During my recent fieldwork in Myanmar, I fell in love with books allover again. Myanmar is a country where everyone reads all the time, and with pleasure. The book shops in downtown Yangon, the former capital of the country and still its largest city, have specialized on producing look-alike copies of original publications.

Typical bookstore in downtown Yangon, Myanmar (Photo by Judith Beyer)

Typical bookstore in downtown Yangon, Myanmar (Photo by Judith Beyer)

During the military dictatorship that lasted for over five decades, this had been a favorite strategy to ensure that the limited number of Western books in the country and those few that were smuggled in by tourists or other visitors, reached a wide audience. Now, since the country has “opened up” and a new government came into power, the ban on Western “propaganda” publications has been lifted, but the practice of reproducing original books by copying them and selling them in the local bookstores remained.

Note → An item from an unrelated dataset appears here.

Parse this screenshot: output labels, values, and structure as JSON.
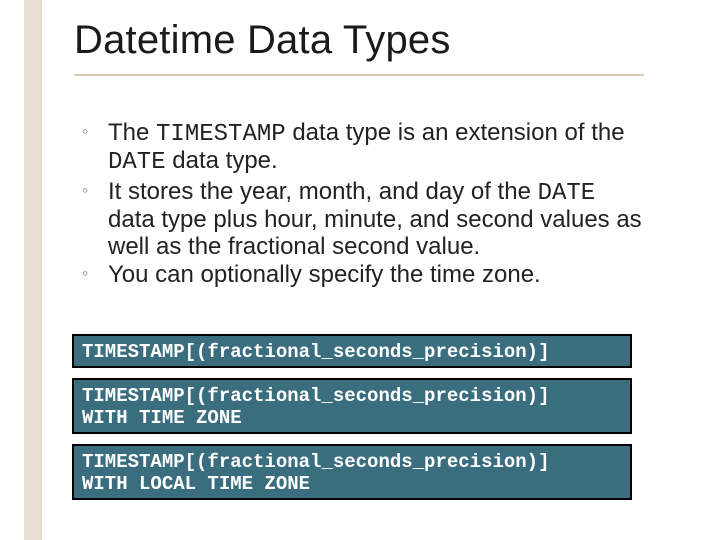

This is open access policy Myanmar-style.

Browsing through the bookstores is always an adventure: George Orwell, James Scott, and the latest edited volume by anthropologists working on Myanmar next to legal codes from British India, Burmese folk tales and an ever-increasing number of glossy coffee-table books portraying the magnificence of this country and its people. The local publication market is expanding and thriving, too, after the state has loosened its grip on media (as long as you don’t criticize the army). Next to books, the number of Myanmar-language newspapers is growing, too, and people enjoy reading political cartoons more than ever.

Next to books, the people of Myanmar have a predilection for political cartoons (Photo by Judith Beyer)

Next to books, the people of Myanmar have a predilection for political cartoons (Photo by Judith Beyer)

While challenges remain in terms of funding publications and making them available also in rural areas of the country, people’s love for books is remarkable. Thus, I came back to Allegra all inspired and am looking forward to this week where we feature a new reviews publication every day. We are starting with Heike Drotbohm’s review of The Color of Modernity  by Barbara Weinstein today. On Tuesday, we will feature Katy Gardner and David Lewis’ Anthropology and Development, reviewed by Arba Bekteshi. On Wednesday, Anna Neumann reviews Dan Berber’s Captive Nation.

I hope you enjoy our selection of books – being able to read what you want is a pleasure; but it is also a privilege, as the people of Myanmar know who have been deprived of it for a long time.